While US voters selected US President Barack Obama to a second term on Tuesday, several measures were also up for a vote on state ballots, with gay marriage and legalized marijuana making historic gains.
Maryland voters on Tuesday approved same-sex marriage, while similar measures in Maine and Washington state also appeared on track to pass, marking the first time marriage rights have been extended to same-sex couples by popular vote.
The approval was a watershed moment for gay rights activists because while same-sex unions have been legalized in six states and the District of Columbia by lawmakers or courts, voters until Tuesday had consistently rejected the issue. Voters in more than 30 states have approved constitutional bans on gay marriage.

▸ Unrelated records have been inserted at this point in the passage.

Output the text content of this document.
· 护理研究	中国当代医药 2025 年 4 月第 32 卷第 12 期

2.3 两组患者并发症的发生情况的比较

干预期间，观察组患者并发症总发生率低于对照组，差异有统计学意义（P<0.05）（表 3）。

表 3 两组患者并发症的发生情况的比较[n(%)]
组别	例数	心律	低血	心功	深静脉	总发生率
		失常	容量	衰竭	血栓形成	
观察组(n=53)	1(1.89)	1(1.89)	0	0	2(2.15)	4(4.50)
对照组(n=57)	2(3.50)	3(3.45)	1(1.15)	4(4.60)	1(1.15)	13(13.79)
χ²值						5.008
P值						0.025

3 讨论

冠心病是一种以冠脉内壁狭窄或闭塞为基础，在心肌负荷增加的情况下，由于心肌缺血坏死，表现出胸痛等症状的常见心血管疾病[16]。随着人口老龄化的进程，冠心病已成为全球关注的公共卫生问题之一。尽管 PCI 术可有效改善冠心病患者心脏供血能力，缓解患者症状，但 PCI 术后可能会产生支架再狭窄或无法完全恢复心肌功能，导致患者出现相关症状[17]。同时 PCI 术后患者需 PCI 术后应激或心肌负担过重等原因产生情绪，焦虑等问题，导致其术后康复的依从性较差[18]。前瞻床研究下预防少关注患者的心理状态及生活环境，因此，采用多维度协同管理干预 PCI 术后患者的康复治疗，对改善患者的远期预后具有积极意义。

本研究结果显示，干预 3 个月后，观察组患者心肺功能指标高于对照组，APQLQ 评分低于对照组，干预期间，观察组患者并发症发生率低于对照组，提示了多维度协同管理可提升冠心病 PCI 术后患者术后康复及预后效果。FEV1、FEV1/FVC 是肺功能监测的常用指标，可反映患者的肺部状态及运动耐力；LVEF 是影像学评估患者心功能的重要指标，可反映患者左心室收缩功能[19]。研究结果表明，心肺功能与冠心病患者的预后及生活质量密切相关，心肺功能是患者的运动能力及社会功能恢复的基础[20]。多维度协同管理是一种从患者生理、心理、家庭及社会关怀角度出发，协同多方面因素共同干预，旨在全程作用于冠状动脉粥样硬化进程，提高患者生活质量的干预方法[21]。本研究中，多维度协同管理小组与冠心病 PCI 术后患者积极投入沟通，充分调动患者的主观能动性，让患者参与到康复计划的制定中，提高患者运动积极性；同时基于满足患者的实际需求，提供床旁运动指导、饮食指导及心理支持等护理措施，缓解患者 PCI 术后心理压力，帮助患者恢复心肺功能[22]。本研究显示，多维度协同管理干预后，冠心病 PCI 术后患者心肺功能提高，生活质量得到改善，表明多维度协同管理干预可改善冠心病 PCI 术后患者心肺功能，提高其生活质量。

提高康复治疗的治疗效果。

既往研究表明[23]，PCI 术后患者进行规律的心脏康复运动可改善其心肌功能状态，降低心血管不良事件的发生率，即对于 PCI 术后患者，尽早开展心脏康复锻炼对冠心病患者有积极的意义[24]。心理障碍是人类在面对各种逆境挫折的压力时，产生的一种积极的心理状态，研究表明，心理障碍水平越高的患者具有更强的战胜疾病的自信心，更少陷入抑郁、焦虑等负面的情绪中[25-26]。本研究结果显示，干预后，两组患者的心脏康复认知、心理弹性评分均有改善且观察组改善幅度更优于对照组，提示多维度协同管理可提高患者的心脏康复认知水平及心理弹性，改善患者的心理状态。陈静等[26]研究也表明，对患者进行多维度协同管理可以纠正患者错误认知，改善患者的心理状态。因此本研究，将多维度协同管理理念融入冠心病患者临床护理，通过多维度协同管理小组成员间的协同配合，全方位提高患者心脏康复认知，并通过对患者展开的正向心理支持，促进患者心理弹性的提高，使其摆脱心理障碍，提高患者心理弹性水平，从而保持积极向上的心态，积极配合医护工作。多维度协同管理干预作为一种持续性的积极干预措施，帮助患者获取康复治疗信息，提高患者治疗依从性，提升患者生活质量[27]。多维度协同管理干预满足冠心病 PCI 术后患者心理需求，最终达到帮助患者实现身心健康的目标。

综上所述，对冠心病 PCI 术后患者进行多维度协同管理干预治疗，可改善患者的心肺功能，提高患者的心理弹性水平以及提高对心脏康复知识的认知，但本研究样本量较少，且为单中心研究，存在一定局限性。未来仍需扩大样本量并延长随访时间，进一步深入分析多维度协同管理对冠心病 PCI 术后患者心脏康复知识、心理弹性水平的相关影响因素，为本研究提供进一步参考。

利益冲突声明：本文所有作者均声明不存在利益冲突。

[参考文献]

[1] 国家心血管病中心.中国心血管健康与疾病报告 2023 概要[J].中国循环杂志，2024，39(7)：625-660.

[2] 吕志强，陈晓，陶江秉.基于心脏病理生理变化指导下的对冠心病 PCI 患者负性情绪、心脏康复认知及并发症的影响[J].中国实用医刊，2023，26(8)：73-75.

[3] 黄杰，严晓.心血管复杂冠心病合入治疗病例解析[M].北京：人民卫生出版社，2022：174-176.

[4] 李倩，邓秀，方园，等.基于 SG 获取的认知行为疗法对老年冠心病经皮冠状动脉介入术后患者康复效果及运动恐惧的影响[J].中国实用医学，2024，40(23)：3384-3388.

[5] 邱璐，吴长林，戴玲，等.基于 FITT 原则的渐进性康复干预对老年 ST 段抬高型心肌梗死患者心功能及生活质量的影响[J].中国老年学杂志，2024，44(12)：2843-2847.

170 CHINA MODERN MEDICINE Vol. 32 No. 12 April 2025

"It's enormous. We have truly made history," said Brian Ellner, the head of the pro-gay marriage group The Four. "Having the first states approve marriage by a popular vote changes the narrative and sends an important message to the Supreme Court."
In Maryland, the gay-marriage measure passed 52 percent to 48 percent, with 93 percent of precincts reporting. In Maine, it was leading by 54 percent to 46 percent, with more than 62 percent of precincts reporting. And in Washington, it was leading by 52 percent to 48 percent, with 61 percent of precincts reporting.
In Minnesota, meanwhile, voters appeared to be leaning against adding that state to the list of those defining marriage solely as a heterosexual union. With more than 78 percent of precincts reporting, the proposed constitutional amendment was trailing 49 percent to 51 percent.
The constitutionality of restricting marriage to unions between a man and a woman is widely expected to be taken up by the US Supreme Court soon.
Colorado first to legalize recreational marijuana
Meanwhile, Colorado became the first state to legalize the possession and sale of marijuana for recreational use on Tuesday, setting up a possible showdown with the federal government as backers of a similar measure in Washington state declared victory.
A third measure to remove criminal penalties for personal possession and cultivation of recreational cannabis was defeated in Oregon, where significantly less money and campaign organization was devoted to the cause.
Supporters of a Colorado constitutional amendment legalizing marijuana declared victory and opponents conceded defeat after returns showed the measure garnering nearly 53 percent of the vote versus 47 percent against.
"Colorado will no longer have laws that steer people toward using alcohol, and adults will be free to use marijuana instead if that is what they prefer. And we will be better of as a society because of it," said Mason Tvert, co-director of the Colorado pro-legalization campaign.
The legalization puts the state in direct conflict with the federal government, which classifies cannabis as an illegal narcotic.
The US Department of Justice reacted to the measure's passage in Colorado by saying its enforcement policies remain unchanged, adding: "We are reviewing the ballot initiative and have no additional comment at this time."
In Washington, cannabis legalization was passing by a handy margin, according to state returns, and supporters gathered at a Seattle hotel declared victory after local media, including the Seattle Times, declared the measure had been approved.